Palm Springs holds the record for the biggest film sale at this year’s Sundance Film Festival, and it broke the record for the most-viewed Hulu release in its first weekend on the streaming service.
An obvious descendant of the Groundhog Day plot device, it’s set a destination wedding at which Nyles (Andy Samberg) is a guest; he’s the nihilistic boyfriend of a bridesmaid named Misty (Meredith Hagner).
It seems he’s been trapped for a long time in a seemingly endless time-loop on the day of the ceremony.
When Nyles hooks up with the maid-of-honor Sarah (Cristin Milioti), the bride’s recalcitrant sister who admittedly drinks too much and sleeps around, she unwittingly follows him into a mysteriously-lit cave, where she becomes stuck in the time-warp too.
Plus there’s this menacing fellow, Roy (J.K. Simmons), who’s been relentlessly stalking Nyles, bearing a heavy moral grudge.

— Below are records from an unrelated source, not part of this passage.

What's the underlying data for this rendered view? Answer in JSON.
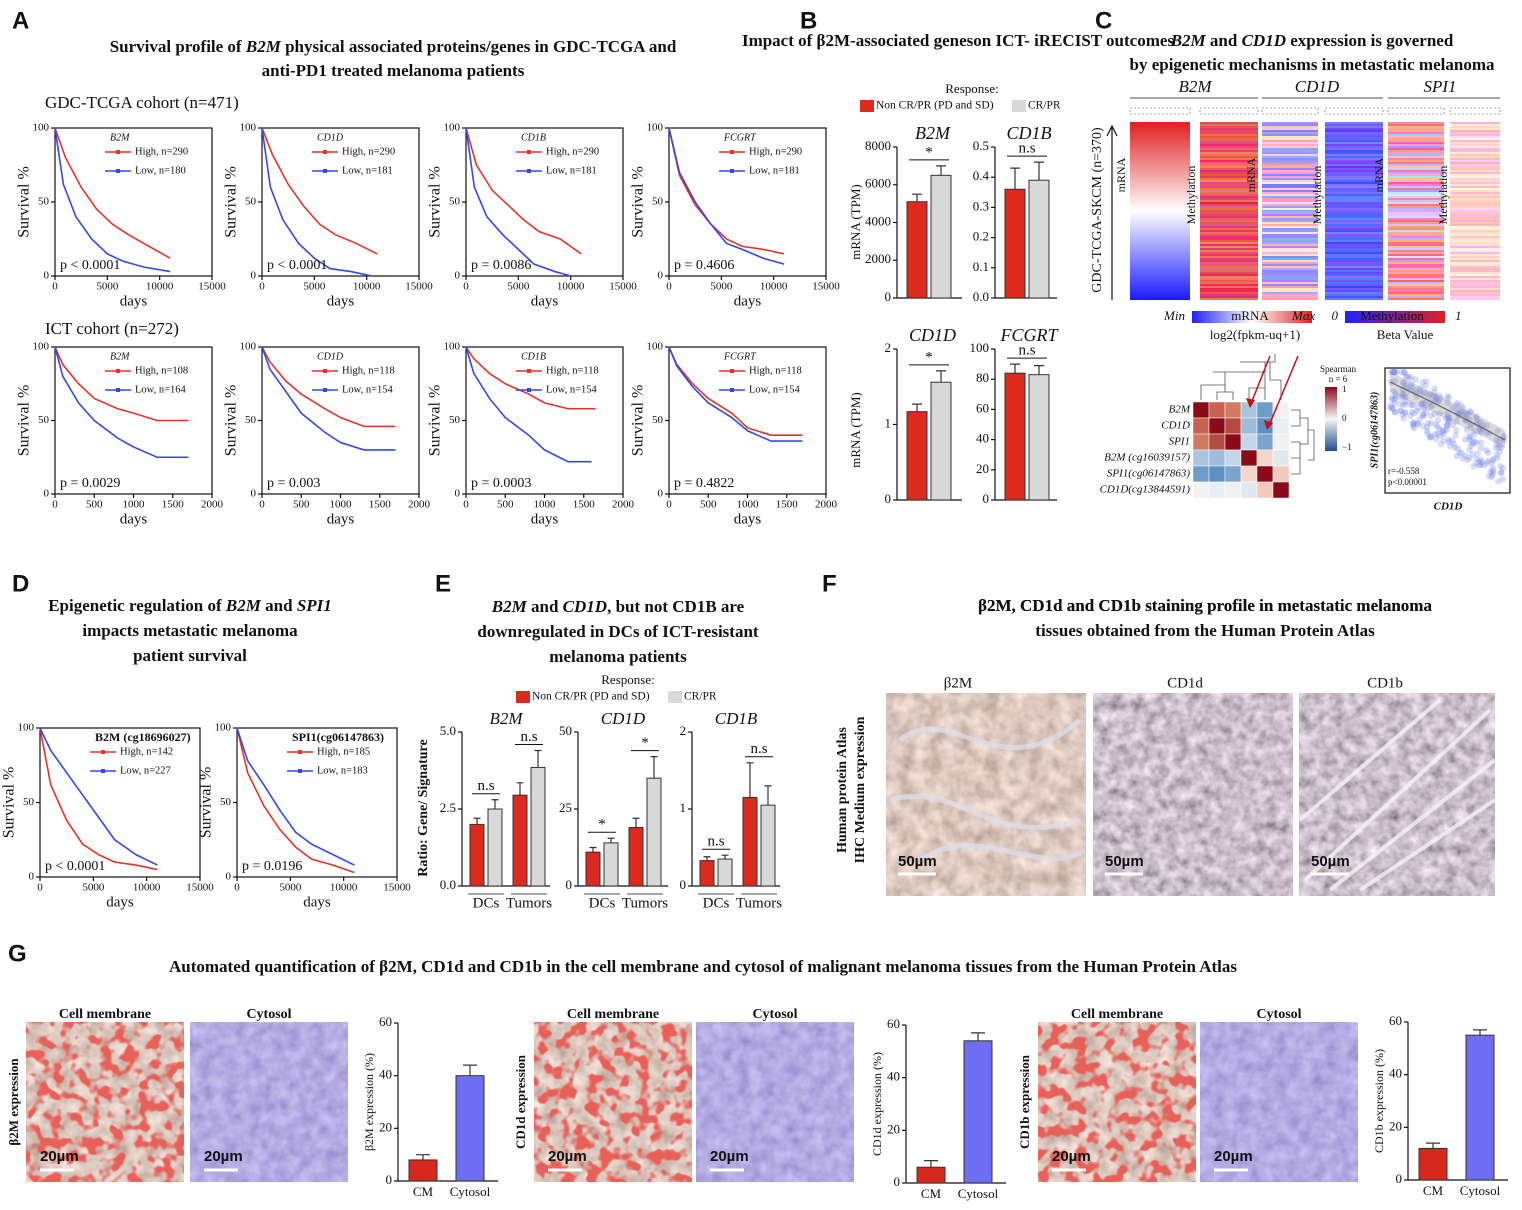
{
  "panel_labels": [
    "A",
    "B",
    "C",
    "D",
    "E",
    "F",
    "G"
  ],
  "km": {
    "ylabel": "Survival %",
    "xlabel": "days",
    "ylim": [
      0,
      100
    ],
    "yticks": [
      0,
      50,
      100
    ],
    "high_color": "#e5332a",
    "low_color": "#3448e6"
  },
  "A": {
    "title": [
      [
        "Survival profile of ",
        "B2M",
        " physical associated proteins/genes in  GDC-TCGA and"
      ],
      [
        "anti-PD1 treated melanoma patients"
      ]
    ],
    "cohorts": [
      "GDC-TCGA cohort (n=471)",
      "ICT cohort (n=272)"
    ],
    "plots": [
      {
        "gene": "B2M",
        "xlim": [
          0,
          15000
        ],
        "xticks": [
          0,
          5000,
          10000,
          15000
        ],
        "p": "p < 0.0001",
        "high": {
          "name": "High, n=290",
          "x": [
            0,
            1000,
            2500,
            4000,
            5500,
            7000,
            9000,
            11000
          ],
          "y": [
            100,
            80,
            60,
            45,
            35,
            28,
            20,
            12
          ]
        },
        "low": {
          "name": "Low, n=180",
          "x": [
            0,
            800,
            2000,
            3500,
            5000,
            6500,
            8500,
            11000
          ],
          "y": [
            100,
            62,
            40,
            25,
            15,
            10,
            6,
            3
          ]
        }
      },
      {
        "gene": "CD1D",
        "xlim": [
          0,
          15000
        ],
        "xticks": [
          0,
          5000,
          10000,
          15000
        ],
        "p": "p < 0.0001",
        "high": {
          "name": "High, n=290",
          "x": [
            0,
            1000,
            2500,
            4000,
            5500,
            7000,
            9000,
            11000
          ],
          "y": [
            100,
            82,
            62,
            47,
            35,
            28,
            22,
            15
          ]
        },
        "low": {
          "name": "Low, n=181",
          "x": [
            0,
            800,
            2000,
            3500,
            5000,
            6500,
            8500,
            10500
          ],
          "y": [
            100,
            60,
            38,
            22,
            12,
            5,
            3,
            0
          ]
        }
      },
      {
        "gene": "CD1B",
        "xlim": [
          0,
          15000
        ],
        "xticks": [
          0,
          5000,
          10000,
          15000
        ],
        "p": "p = 0.0086",
        "high": {
          "name": "High, n=290",
          "x": [
            0,
            1000,
            2500,
            4000,
            5500,
            7000,
            9000,
            11000
          ],
          "y": [
            100,
            75,
            58,
            48,
            38,
            30,
            25,
            15
          ]
        },
        "low": {
          "name": "Low, n=181",
          "x": [
            0,
            800,
            2000,
            3500,
            5000,
            6500,
            8500,
            10000
          ],
          "y": [
            100,
            60,
            40,
            28,
            18,
            8,
            3,
            0
          ]
        }
      },
      {
        "gene": "FCGRT",
        "xlim": [
          0,
          15000
        ],
        "xticks": [
          0,
          5000,
          10000,
          15000
        ],
        "p": "p = 0.4606",
        "high": {
          "name": "High, n=290",
          "x": [
            0,
            1000,
            2500,
            4000,
            5500,
            7000,
            9000,
            11000
          ],
          "y": [
            100,
            68,
            48,
            35,
            25,
            20,
            18,
            15
          ]
        },
        "low": {
          "name": "Low, n=181",
          "x": [
            0,
            1000,
            2500,
            4000,
            5500,
            7000,
            9000,
            11000
          ],
          "y": [
            100,
            70,
            50,
            35,
            22,
            18,
            12,
            8
          ]
        }
      },
      {
        "gene": "B2M",
        "xlim": [
          0,
          2000
        ],
        "xticks": [
          0,
          500,
          1000,
          1500,
          2000
        ],
        "p": "p = 0.0029",
        "high": {
          "name": "High, n=108",
          "x": [
            0,
            100,
            300,
            500,
            800,
            1000,
            1300,
            1700
          ],
          "y": [
            100,
            88,
            75,
            65,
            58,
            55,
            50,
            50
          ]
        },
        "low": {
          "name": "Low, n=164",
          "x": [
            0,
            100,
            300,
            500,
            800,
            1000,
            1300,
            1700
          ],
          "y": [
            100,
            80,
            62,
            50,
            38,
            32,
            25,
            25
          ]
        }
      },
      {
        "gene": "CD1D",
        "xlim": [
          0,
          2000
        ],
        "xticks": [
          0,
          500,
          1000,
          1500,
          2000
        ],
        "p": "p = 0.003",
        "high": {
          "name": "High, n=118",
          "x": [
            0,
            100,
            300,
            500,
            800,
            1000,
            1300,
            1700
          ],
          "y": [
            100,
            90,
            77,
            68,
            58,
            52,
            46,
            46
          ]
        },
        "low": {
          "name": "Low, n=154",
          "x": [
            0,
            100,
            300,
            500,
            800,
            1000,
            1300,
            1700
          ],
          "y": [
            100,
            85,
            70,
            55,
            42,
            35,
            30,
            30
          ]
        }
      },
      {
        "gene": "CD1B",
        "xlim": [
          0,
          2000
        ],
        "xticks": [
          0,
          500,
          1000,
          1500,
          2000
        ],
        "p": "p = 0.0003",
        "high": {
          "name": "High, n=118",
          "x": [
            0,
            100,
            300,
            500,
            800,
            1000,
            1300,
            1650
          ],
          "y": [
            100,
            92,
            82,
            75,
            68,
            62,
            58,
            58
          ]
        },
        "low": {
          "name": "Low, n=154",
          "x": [
            0,
            100,
            300,
            500,
            800,
            1000,
            1300,
            1600
          ],
          "y": [
            100,
            82,
            65,
            52,
            40,
            30,
            22,
            22
          ]
        }
      },
      {
        "gene": "FCGRT",
        "xlim": [
          0,
          2000
        ],
        "xticks": [
          0,
          500,
          1000,
          1500,
          2000
        ],
        "p": "p = 0.4822",
        "high": {
          "name": "High, n=118",
          "x": [
            0,
            100,
            300,
            500,
            800,
            1000,
            1300,
            1700
          ],
          "y": [
            100,
            88,
            75,
            65,
            55,
            45,
            40,
            40
          ]
        },
        "low": {
          "name": "Low, n=154",
          "x": [
            0,
            100,
            300,
            500,
            800,
            1000,
            1300,
            1700
          ],
          "y": [
            100,
            87,
            73,
            62,
            52,
            43,
            36,
            36
          ]
        }
      }
    ]
  },
  "B": {
    "title": [
      "Impact of β2M-associated genes",
      "on ICT- iRECIST outcomes"
    ],
    "response": "Response:",
    "legend": [
      "Non CR/PR (PD and SD)",
      "CR/PR"
    ],
    "colors": [
      "#dd2a1f",
      "#d9d9d9"
    ],
    "ylabel": "mRNA (TPM)",
    "plots": [
      {
        "gene": "B2M",
        "ylim": [
          0,
          8000
        ],
        "yticks": [
          0,
          2000,
          4000,
          6000,
          8000
        ],
        "values": [
          5100,
          6500
        ],
        "errors": [
          400,
          500
        ],
        "sig": "*"
      },
      {
        "gene": "CD1B",
        "ylim": [
          0,
          0.5
        ],
        "yticks": [
          {
            "value": 0,
            "label": "0.0"
          },
          0.1,
          0.2,
          0.3,
          0.4,
          0.5
        ],
        "values": [
          0.36,
          0.39
        ],
        "errors": [
          0.07,
          0.06
        ],
        "sig": "n.s"
      },
      {
        "gene": "CD1D",
        "ylim": [
          0,
          2
        ],
        "yticks": [
          0,
          1,
          2
        ],
        "values": [
          1.17,
          1.56
        ],
        "errors": [
          0.1,
          0.15
        ],
        "sig": "*"
      },
      {
        "gene": "FCGRT",
        "ylim": [
          0,
          100
        ],
        "yticks": [
          0,
          20,
          40,
          60,
          80,
          100
        ],
        "values": [
          84,
          83
        ],
        "errors": [
          6,
          6
        ],
        "sig": "n.s"
      }
    ]
  },
  "C": {
    "title": [
      [
        "B2M",
        " and ",
        "CD1D",
        " expression is governed"
      ],
      [
        "by epigenetic mechanisms in metastatic melanoma"
      ]
    ],
    "genes": [
      "B2M",
      "CD1D",
      "SPI1"
    ],
    "cohort": "GDC-TCGA-SKCM (n=370)",
    "mrna": "mRNA",
    "methylation": "Methylation",
    "legend_mrna": [
      "Min",
      "mRNA",
      "Max",
      "log2(fpkm-uq+1)"
    ],
    "legend_meth": [
      "0",
      "Methylation",
      "1",
      "Beta Value"
    ],
    "corr_rows": [
      "B2M",
      "CD1D",
      "SPI1",
      "B2M (cg16039157)",
      "SPI1(cg06147863)",
      "CD1D(cg13844591)"
    ],
    "corr_legend": [
      "Spearman",
      "n = 6",
      "1",
      "0",
      "−1"
    ],
    "scatter": {
      "ylabel": "SPI1(cg06147863)",
      "xlabel": "CD1D",
      "r": "r=-0.558",
      "p": "p<0.00001"
    }
  },
  "D": {
    "title": [
      [
        "Epigenetic regulation of ",
        "B2M",
        " and ",
        "SPI1"
      ],
      [
        "impacts metastatic melanoma"
      ],
      [
        "patient survival"
      ]
    ],
    "plots": [
      {
        "gene": "B2M (cg18696027)",
        "xlim": [
          0,
          15000
        ],
        "xticks": [
          0,
          5000,
          10000,
          15000
        ],
        "p": "p < 0.0001",
        "high": {
          "name": "High, n=142",
          "x": [
            0,
            1000,
            2500,
            4000,
            5500,
            7000,
            9000,
            11000
          ],
          "y": [
            100,
            62,
            38,
            22,
            15,
            10,
            8,
            5
          ]
        },
        "low": {
          "name": "Low, n=227",
          "x": [
            0,
            1000,
            2500,
            4000,
            5500,
            7000,
            9000,
            11000
          ],
          "y": [
            100,
            85,
            70,
            55,
            40,
            25,
            15,
            8
          ]
        }
      },
      {
        "gene": "SPI1(cg06147863)",
        "xlim": [
          0,
          15000
        ],
        "xticks": [
          0,
          5000,
          10000,
          15000
        ],
        "p": "p = 0.0196",
        "high": {
          "name": "High, n=185",
          "x": [
            0,
            1000,
            2500,
            4000,
            5500,
            7000,
            9000,
            11000
          ],
          "y": [
            100,
            70,
            48,
            32,
            20,
            12,
            8,
            3
          ]
        },
        "low": {
          "name": "Low, n=183",
          "x": [
            0,
            1000,
            2500,
            4000,
            5500,
            7000,
            9000,
            11000
          ],
          "y": [
            100,
            78,
            62,
            45,
            30,
            22,
            15,
            8
          ]
        }
      }
    ]
  },
  "E": {
    "title": [
      [
        "B2M",
        " and ",
        "CD1D",
        ", but not CD1B are"
      ],
      [
        "downregulated in DCs of  ICT-resistant"
      ],
      [
        "melanoma patients"
      ]
    ],
    "response": "Response:",
    "legend": [
      "Non CR/PR (PD and SD)",
      "CR/PR"
    ],
    "colors": [
      "#dd2a1f",
      "#d9d9d9"
    ],
    "ylabel": "Ratio: Gene/ Signature",
    "groups": [
      "DCs",
      "Tumors"
    ],
    "plots": [
      {
        "gene": "B2M",
        "ylim": [
          0,
          5
        ],
        "yticks": [
          {
            "value": 0,
            "label": "0.0"
          },
          {
            "value": 2.5,
            "label": "2.5"
          },
          {
            "value": 5,
            "label": "5.0"
          }
        ],
        "values": [
          [
            2.0,
            2.5
          ],
          [
            2.95,
            3.85
          ]
        ],
        "errors": [
          [
            0.2,
            0.3
          ],
          [
            0.4,
            0.55
          ]
        ],
        "sig": [
          "n.s",
          "n.s"
        ]
      },
      {
        "gene": "CD1D",
        "ylim": [
          0,
          50
        ],
        "yticks": [
          0,
          25,
          50
        ],
        "values": [
          [
            11,
            14
          ],
          [
            19,
            35
          ]
        ],
        "errors": [
          [
            1.5,
            1.5
          ],
          [
            3,
            7
          ]
        ],
        "sig": [
          "*",
          "*"
        ]
      },
      {
        "gene": "CD1B",
        "ylim": [
          0,
          2
        ],
        "yticks": [
          0,
          1,
          2
        ],
        "values": [
          [
            0.33,
            0.35
          ],
          [
            1.15,
            1.05
          ]
        ],
        "errors": [
          [
            0.05,
            0.05
          ],
          [
            0.45,
            0.25
          ]
        ],
        "sig": [
          "n.s",
          "n.s"
        ]
      }
    ]
  },
  "F": {
    "title": [
      "β2M, CD1d and CD1b staining profile in metastatic melanoma",
      "tissues obtained from the Human Protein Atlas"
    ],
    "images": [
      "β2M",
      "CD1d",
      "CD1b"
    ],
    "side": [
      "Human protein Atlas",
      "IHC Medium expression"
    ],
    "scale": "50µm"
  },
  "G": {
    "title": "Automated quantification of β2M, CD1d and CD1b in the cell membrane and cytosol of malignant melanoma tissues from the Human Protein Atlas",
    "image_titles": [
      "Cell membrane",
      "Cytosol"
    ],
    "scale": "20µm",
    "categories": [
      "CM",
      "Cytosol"
    ],
    "colors": [
      "#d7281d",
      "#6e6ef2"
    ],
    "ylim": [
      0,
      60
    ],
    "yticks": [
      0,
      20,
      40,
      60
    ],
    "plots": [
      {
        "row_label": "β2M expression",
        "ylabel": "β2M expression (%)",
        "values": [
          8,
          40
        ],
        "errors": [
          2,
          4
        ]
      },
      {
        "row_label": "CD1d expression",
        "ylabel": "CD1d expression (%)",
        "values": [
          6,
          54
        ],
        "errors": [
          2.5,
          3
        ]
      },
      {
        "row_label": "CD1b expression",
        "ylabel": "CD1b expression (%)",
        "values": [
          12,
          55
        ],
        "errors": [
          2,
          2
        ]
      }
    ]
  }
}
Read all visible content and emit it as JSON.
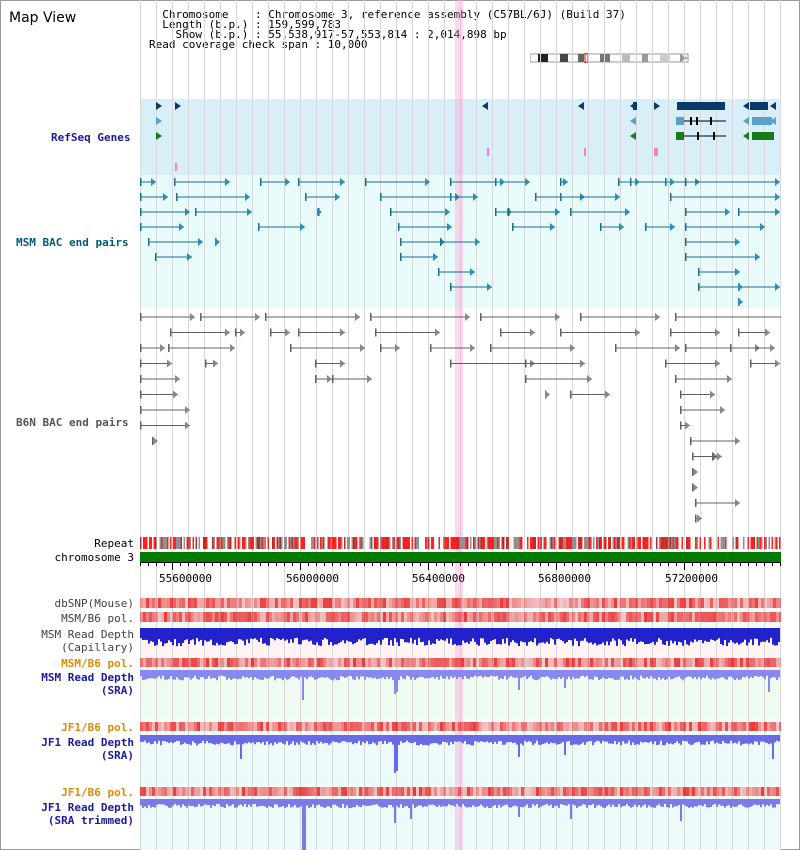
{
  "header": {
    "title": "Map View",
    "info_lines": [
      "  Chromosome    : Chromosome 3, reference assembly (C57BL/6J) (Build 37)",
      "  Length (b.p.) : 159,599,783",
      "    Show (b.p.) : 55,538,917-57,553,814 : 2,014,898 bp",
      "Read coverage check span : 10,000"
    ]
  },
  "tracks": {
    "refseq": "RefSeq Genes",
    "msm_bac": "MSM BAC end pairs",
    "b6n_bac": "B6N BAC end pairs",
    "repeat": "Repeat",
    "chromosome": "chromosome 3",
    "dbsnp": "dbSNP(Mouse)",
    "msm_b6_pol_1": "MSM/B6 pol.",
    "msm_depth_cap_1": "MSM Read Depth",
    "msm_depth_cap_2": "(Capillary)",
    "msm_b6_pol_2": "MSM/B6 pol.",
    "msm_depth_sra_1": "MSM Read Depth",
    "msm_depth_sra_2": "(SRA)",
    "jf1_b6_pol_1": "JF1/B6 pol.",
    "jf1_depth_sra_1": "JF1 Read Depth",
    "jf1_depth_sra_2": "(SRA)",
    "jf1_b6_pol_2": "JF1/B6 pol.",
    "jf1_depth_trim_1": "JF1 Read Depth",
    "jf1_depth_trim_2": "(SRA trimmed)"
  },
  "axis": {
    "ticks": [
      "55600000",
      "56000000",
      "56400000",
      "56800000",
      "57200000"
    ]
  },
  "colors": {
    "refseq_bg": "#d8eef8",
    "bac_bg": "#e8fbfb",
    "pol_red": "#e83030",
    "depth_blue": "#3a3ae0",
    "chromosome_green": "#007a00",
    "highlight": "#ffb6e0"
  }
}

As Nyles and Sarah struggle to keep their sanity in this bizarre, morally complex, often tedious situation, there’s absurdist humor, peppered with deeply philosophical observations.
“We have no other choice but to learn how to suffer existence,” Nyles tells her, as she makes one-attempt-after-another to escape.
While this 90-minute romantic comedy might have quickly come-and-gone in movie theaters, having it continuously streaming when we’re trapped at home during this pandemic, waking up and going through the same routine, day-after-day, seems to strike a familiar emotional chord.
Screenwriter Andy Siara and director Max Barbakow make their cleverly inventive, adroitly paced narrative-feature debut, which should inevitably lead to bigger and better projects in the future.
Curiously, despite its location-specific title, it was actually filmed over a 21-day period in Palmdale and Santa Clarita, California.
On the Granger Movie Gauge of 1 to 10, Palm Springs is a skittish 7, if you enjoy existential sci-fi.